Laïcité à géométrie variable et identité « heureuse »

“L’Identité heureuse”, c’est la contribution d’un dinosaure politique comme Alain Juppé au débat sur l’identité nationale qui est constamment sous-jacent au débat public.

Juppé n’est pas qu’un ermite politique de la Gironde ; ses “idées” influencent un large spectre de professionnels de la politique et des médias, de la gauche au centre qu’il représente.
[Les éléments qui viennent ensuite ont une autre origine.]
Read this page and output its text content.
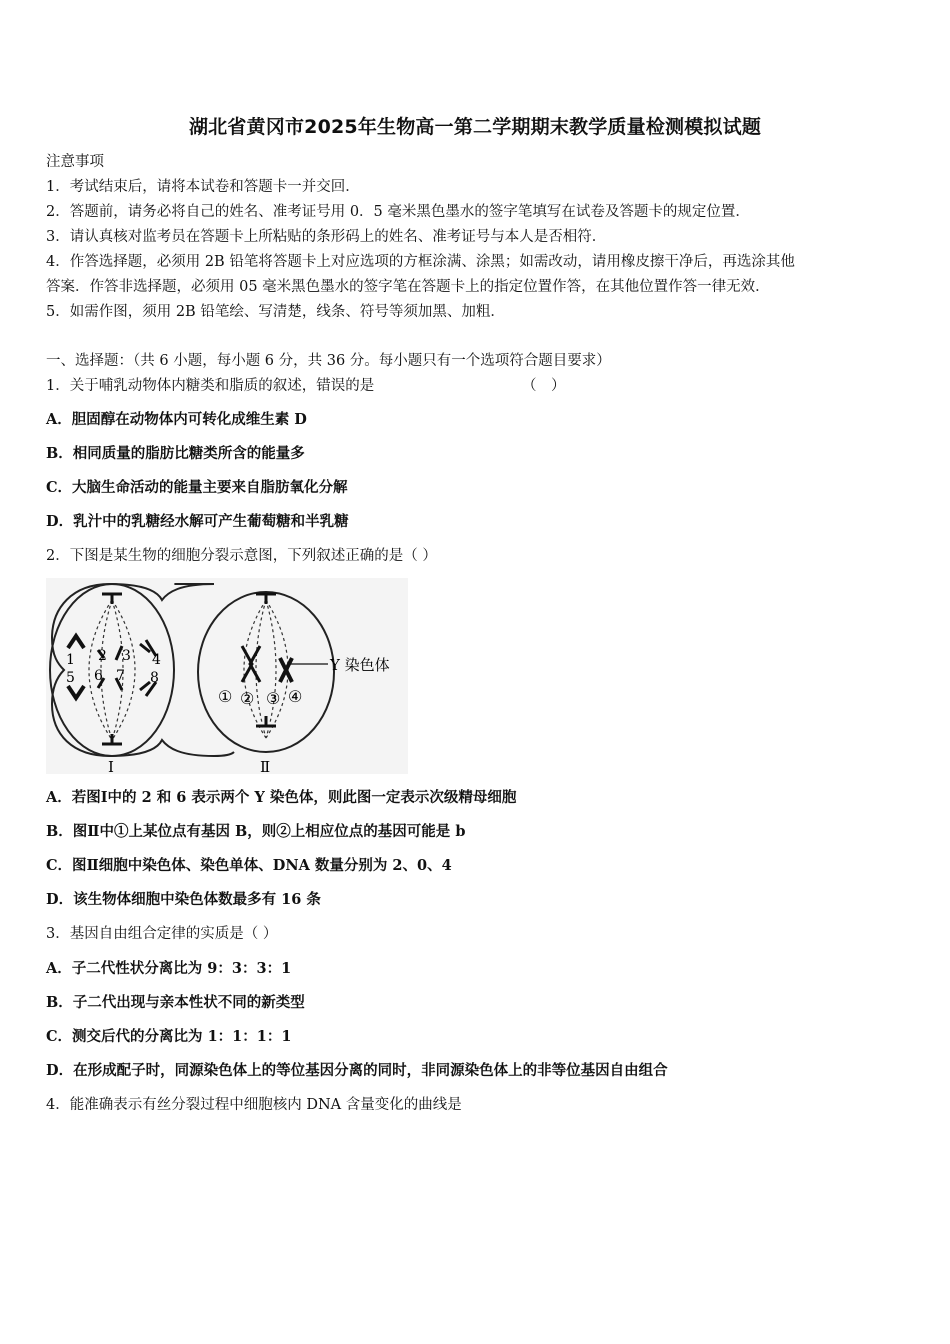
湖北省黄冈市2025年生物高一第二学期期末教学质量检测模拟试题
注意事项
1．考试结束后，请将本试卷和答题卡一并交回．
2．答题前，请务必将自己的姓名、准考证号用 0．5 毫米黑色墨水的签字笔填写在试卷及答题卡的规定位置．
3．请认真核对监考员在答题卡上所粘贴的条形码上的姓名、准考证号与本人是否相符．
4．作答选择题，必须用 2B 铅笔将答题卡上对应选项的方框涂满、涂黑；如需改动，请用橡皮擦干净后，再选涂其他
答案．作答非选择题，必须用 05 毫米黑色墨水的签字笔在答题卡上的指定位置作答，在其他位置作答一律无效．
5．如需作图，须用 2B 铅笔绘、写清楚，线条、符号等须加黑、加粗．
一、选择题：（共 6 小题，每小题 6 分，共 36 分。每小题只有一个选项符合题目要求）
1．关于哺乳动物体内糖类和脂质的叙述，错误的是	（　）
A．胆固醇在动物体内可转化成维生素 D
B．相同质量的脂肪比糖类所含的能量多
C．大脑生命活动的能量主要来自脂肪氧化分解
D．乳汁中的乳糖经水解可产生葡萄糖和半乳糖
2．下图是某生物的细胞分裂示意图，下列叙述正确的是（ ）
1 2 3 4
5 6 7 8
Ⅰ
Y 染色体
① ② ③ ④
Ⅱ
A．若图Ⅰ中的 2 和 6 表示两个 Y 染色体，则此图一定表示次级精母细胞
B．图Ⅱ中①上某位点有基因 B，则②上相应位点的基因可能是 b
C．图Ⅱ细胞中染色体、染色单体、DNA 数量分别为 2、0、4
D．该生物体细胞中染色体数最多有 16 条
3．基因自由组合定律的实质是（ ）
A．子二代性状分离比为 9：3：3：1
B．子二代出现与亲本性状不同的新类型
C．测交后代的分离比为 1：1：1：1
D．在形成配子时，同源染色体上的等位基因分离的同时，非同源染色体上的非等位基因自由组合
4．能准确表示有丝分裂过程中细胞核内 DNA 含量变化的曲线是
Une « identité heureuse », c’est une identité, une Histoire et une tradition qui se modulent en fonction des circonstances et, surtout, des électorats.

Alain Juppé propose d’abandonner, purement et simplement, l’idée qu’un bon étranger intégré est celui qui fait table rase de son passé. Il est impossible d’assimiler, c’est-à-dire « effacer les origines, nier toute différence », mais il faut intégrer.

Le lien des immigrés à leur culture d’origine est « source d’une diversité qui enrichit notre patrimoine ».

Mise en relation avec la fronde républicaine et maçonnique contre les crèches de Noël dans les lieux publics, cette « identité heureuse » s’éclaire d’un jour nouveau : il s’agit de manipuler l’identité, la tradition et l’histoire, afin d’assimiler la France aux mœurs, coutumes et indignations des populations immigrées.

Si les crèches imposent une image chrétienne de la France, elles exercent une violence envers les populations qui ne sont pas chrétiennes, en les “crispant” et en empêchant leur intégration.

En revanche, dans le même mouvement d’“identité heureuse”, il faut faciliter l’intégration des musulmans, par exemple, en organisant des « soirées ramadan » dans ces mêmes lieux publics.

La laïcité est donc utilisée pour nier les racines chrétiennes de la France, mais non pour lutter contre son islamisation.

Le retournement est spectaculaire : ce n’est pas aux étrangers de s’assimiler à la France, c’est à la France de s’assimiler à eux.